Most scientists presumed mercury deposited from the atmosphere came either from raindrops that had absorbed the element from the air or via "dry deposition," in which the vaporized atoms stick to or chemically react with an exposed surface, says Peter Weiss-Penzias, an atmospheric chemist at the University of California, Santa Cruz. Now, field experiments conducted by Weiss-Penzias and his colleagues have identified another atmospheric source of mercury that's likely to be substantial in some areas, especially along some coasts.

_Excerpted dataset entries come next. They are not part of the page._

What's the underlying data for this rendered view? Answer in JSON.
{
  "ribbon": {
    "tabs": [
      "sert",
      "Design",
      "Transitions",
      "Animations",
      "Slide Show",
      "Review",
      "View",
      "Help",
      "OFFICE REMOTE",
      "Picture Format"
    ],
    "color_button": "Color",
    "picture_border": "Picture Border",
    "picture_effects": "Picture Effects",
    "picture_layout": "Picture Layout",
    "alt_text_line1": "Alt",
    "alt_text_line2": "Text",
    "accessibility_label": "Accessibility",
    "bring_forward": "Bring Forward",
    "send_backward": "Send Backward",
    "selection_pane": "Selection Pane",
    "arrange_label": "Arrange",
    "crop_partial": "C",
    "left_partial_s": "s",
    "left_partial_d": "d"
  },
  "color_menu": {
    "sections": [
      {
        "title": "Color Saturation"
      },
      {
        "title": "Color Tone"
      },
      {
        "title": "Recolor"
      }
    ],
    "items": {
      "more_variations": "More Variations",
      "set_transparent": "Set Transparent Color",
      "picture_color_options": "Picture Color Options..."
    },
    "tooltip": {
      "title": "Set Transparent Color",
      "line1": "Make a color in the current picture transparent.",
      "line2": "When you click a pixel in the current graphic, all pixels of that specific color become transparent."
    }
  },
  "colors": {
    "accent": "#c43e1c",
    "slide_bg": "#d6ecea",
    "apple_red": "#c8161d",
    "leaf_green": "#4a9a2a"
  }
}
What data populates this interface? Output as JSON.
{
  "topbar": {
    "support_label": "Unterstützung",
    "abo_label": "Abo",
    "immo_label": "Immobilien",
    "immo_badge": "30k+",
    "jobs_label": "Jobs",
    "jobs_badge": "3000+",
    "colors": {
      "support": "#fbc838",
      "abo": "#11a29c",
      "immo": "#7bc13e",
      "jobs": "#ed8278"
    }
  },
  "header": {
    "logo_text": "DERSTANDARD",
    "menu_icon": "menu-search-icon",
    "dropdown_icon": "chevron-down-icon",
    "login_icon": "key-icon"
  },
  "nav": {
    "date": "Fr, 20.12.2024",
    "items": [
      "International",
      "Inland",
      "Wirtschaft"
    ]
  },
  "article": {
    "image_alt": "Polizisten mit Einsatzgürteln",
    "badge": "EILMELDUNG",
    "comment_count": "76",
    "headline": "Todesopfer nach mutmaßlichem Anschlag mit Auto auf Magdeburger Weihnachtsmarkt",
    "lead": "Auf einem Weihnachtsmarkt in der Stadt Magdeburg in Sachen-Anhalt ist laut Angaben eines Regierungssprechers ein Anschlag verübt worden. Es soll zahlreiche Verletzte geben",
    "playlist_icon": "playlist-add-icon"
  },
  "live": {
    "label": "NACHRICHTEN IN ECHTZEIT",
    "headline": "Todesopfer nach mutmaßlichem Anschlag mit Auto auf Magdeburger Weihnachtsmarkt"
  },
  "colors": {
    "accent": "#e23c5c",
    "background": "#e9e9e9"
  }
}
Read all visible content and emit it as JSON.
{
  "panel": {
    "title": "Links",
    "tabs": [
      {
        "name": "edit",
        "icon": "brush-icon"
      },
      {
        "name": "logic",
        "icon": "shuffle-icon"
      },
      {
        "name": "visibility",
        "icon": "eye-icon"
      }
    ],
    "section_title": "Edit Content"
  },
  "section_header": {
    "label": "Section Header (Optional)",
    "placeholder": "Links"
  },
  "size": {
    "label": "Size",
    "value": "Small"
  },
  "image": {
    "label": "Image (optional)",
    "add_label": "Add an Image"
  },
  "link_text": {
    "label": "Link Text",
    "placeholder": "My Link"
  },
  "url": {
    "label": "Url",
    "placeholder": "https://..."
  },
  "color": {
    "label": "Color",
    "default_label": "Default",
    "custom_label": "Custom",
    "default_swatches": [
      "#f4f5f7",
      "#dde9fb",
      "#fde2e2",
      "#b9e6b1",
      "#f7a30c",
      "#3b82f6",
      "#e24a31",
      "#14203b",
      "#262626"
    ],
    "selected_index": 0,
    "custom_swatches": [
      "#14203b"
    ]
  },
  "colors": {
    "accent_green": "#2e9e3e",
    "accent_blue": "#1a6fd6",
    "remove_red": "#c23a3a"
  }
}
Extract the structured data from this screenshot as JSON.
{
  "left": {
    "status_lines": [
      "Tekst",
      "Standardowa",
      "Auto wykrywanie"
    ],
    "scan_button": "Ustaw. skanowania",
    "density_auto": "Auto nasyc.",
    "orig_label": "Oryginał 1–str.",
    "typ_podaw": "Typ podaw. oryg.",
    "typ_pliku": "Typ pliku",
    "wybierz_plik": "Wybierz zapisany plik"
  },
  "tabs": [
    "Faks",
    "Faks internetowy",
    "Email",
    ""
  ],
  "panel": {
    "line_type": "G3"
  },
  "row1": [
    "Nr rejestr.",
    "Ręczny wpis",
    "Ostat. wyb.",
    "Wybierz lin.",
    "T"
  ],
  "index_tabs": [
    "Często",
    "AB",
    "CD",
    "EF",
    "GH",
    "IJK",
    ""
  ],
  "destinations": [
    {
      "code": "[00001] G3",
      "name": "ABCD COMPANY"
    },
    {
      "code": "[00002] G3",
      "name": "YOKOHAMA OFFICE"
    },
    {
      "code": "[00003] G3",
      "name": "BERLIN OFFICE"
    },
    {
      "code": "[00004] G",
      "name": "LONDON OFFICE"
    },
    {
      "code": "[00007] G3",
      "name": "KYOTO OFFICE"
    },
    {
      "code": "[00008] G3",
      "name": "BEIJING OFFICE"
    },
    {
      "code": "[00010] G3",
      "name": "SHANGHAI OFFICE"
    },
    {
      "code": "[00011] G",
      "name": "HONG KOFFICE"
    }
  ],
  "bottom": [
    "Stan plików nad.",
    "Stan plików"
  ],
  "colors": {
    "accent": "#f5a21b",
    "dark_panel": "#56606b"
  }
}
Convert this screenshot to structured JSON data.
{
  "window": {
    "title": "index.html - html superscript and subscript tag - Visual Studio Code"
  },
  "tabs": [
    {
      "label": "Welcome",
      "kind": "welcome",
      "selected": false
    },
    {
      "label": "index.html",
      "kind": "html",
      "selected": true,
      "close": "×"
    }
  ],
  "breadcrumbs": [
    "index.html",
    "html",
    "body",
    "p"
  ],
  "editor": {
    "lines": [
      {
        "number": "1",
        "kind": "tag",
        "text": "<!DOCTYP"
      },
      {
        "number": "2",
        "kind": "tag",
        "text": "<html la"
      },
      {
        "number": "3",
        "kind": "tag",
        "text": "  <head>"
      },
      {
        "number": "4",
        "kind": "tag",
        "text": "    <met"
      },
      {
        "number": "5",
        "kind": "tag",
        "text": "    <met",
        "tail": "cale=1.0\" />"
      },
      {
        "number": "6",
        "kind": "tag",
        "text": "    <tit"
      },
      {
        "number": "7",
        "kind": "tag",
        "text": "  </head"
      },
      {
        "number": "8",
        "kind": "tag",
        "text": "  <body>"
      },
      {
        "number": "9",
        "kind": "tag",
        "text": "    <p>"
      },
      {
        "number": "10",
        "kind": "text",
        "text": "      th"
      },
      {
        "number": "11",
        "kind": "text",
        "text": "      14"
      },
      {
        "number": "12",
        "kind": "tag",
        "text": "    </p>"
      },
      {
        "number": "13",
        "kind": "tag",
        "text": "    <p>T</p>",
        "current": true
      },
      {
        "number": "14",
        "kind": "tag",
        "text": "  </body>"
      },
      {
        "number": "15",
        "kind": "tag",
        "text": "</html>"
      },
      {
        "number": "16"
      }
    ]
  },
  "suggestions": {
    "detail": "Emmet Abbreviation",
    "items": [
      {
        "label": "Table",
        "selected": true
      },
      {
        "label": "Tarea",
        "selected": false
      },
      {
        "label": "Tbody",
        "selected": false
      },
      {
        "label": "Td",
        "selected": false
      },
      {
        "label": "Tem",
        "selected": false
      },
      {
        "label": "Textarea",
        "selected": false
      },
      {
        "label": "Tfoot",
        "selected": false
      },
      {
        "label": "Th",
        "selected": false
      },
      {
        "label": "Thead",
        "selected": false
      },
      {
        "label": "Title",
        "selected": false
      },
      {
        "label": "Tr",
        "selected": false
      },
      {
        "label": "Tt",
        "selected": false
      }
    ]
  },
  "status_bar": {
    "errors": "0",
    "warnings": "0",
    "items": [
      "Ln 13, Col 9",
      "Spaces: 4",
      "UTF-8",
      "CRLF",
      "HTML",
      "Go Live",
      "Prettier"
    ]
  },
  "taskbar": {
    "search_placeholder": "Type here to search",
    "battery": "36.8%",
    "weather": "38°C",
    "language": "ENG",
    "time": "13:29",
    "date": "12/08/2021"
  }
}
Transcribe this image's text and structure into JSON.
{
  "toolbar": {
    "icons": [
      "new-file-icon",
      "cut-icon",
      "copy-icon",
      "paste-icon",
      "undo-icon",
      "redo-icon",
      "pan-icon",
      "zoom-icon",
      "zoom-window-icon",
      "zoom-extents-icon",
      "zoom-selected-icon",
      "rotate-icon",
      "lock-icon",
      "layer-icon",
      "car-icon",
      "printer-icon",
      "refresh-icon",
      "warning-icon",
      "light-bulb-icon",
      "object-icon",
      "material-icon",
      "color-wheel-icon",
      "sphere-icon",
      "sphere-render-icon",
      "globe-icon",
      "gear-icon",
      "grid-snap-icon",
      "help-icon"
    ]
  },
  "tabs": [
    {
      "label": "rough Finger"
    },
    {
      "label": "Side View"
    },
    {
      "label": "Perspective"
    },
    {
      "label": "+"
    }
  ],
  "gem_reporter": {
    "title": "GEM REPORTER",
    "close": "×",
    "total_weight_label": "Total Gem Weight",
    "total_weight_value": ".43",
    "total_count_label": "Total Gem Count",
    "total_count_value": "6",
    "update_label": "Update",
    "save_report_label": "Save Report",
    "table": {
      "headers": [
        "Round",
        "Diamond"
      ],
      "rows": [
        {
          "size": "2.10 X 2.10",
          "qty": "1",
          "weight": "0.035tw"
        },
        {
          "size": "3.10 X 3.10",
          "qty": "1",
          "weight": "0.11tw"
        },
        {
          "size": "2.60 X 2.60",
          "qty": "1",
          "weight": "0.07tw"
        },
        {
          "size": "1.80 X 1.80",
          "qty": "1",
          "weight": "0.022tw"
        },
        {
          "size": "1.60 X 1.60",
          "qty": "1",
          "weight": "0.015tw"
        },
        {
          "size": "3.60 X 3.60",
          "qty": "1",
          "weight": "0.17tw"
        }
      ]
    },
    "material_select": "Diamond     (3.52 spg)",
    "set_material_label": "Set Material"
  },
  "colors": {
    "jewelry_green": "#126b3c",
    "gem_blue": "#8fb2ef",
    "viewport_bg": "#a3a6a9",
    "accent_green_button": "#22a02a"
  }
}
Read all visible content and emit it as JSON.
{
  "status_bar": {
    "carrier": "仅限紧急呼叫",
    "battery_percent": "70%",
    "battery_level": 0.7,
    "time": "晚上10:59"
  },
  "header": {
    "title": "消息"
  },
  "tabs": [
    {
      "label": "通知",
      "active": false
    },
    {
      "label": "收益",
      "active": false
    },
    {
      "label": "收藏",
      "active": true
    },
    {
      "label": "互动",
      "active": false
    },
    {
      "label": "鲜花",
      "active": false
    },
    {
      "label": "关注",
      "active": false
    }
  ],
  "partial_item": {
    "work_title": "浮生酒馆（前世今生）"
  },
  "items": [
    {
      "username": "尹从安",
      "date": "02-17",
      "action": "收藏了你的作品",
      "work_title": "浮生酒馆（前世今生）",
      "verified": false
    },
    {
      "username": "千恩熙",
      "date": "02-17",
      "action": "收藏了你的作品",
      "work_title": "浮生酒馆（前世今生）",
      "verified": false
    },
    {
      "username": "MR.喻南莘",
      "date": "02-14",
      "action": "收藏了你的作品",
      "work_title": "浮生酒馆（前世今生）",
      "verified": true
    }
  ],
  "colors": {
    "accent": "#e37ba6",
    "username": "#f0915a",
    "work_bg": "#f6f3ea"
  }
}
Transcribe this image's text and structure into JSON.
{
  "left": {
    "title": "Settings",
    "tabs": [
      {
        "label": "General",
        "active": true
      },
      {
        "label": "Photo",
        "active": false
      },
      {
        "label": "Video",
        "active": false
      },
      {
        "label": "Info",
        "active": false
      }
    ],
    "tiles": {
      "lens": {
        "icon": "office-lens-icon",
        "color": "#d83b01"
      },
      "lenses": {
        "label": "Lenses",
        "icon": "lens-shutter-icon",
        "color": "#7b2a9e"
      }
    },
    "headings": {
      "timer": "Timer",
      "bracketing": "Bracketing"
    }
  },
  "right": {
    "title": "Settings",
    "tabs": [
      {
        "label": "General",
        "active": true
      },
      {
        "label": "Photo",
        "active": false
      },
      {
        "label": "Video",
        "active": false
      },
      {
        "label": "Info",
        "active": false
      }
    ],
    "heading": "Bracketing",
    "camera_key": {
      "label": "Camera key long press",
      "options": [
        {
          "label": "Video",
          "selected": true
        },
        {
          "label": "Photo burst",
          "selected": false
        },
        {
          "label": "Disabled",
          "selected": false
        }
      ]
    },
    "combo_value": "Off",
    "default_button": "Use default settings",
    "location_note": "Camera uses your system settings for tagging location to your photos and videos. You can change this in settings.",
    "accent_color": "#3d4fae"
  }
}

At four locations in and around Monterey Bay, California, the researchers, using equipment that slurps up large quantities of air and retains any suspended particles, collected large volumes of fog droplets from June through August 2011. In the 25 samples they analyzed, concentrations of all forms of mercury averaged 10.7 nanograms per liter, and levels of monomethyl mercury averaged 3.4 nanograms per liter, they reported last month in Geophysical Research Letters. The latter concentration, the first such measurement ever reported from fog water, "is about five times the highest concentration ever seen in rainwater," Weiss-Penzias notes. Using data from previous studies, including those of other teams, the researchers estimated that between 61% and 99% of the monomethyl mercury deposited in coastal ecosystems around Monterey Bay over the course of a year comes from fog.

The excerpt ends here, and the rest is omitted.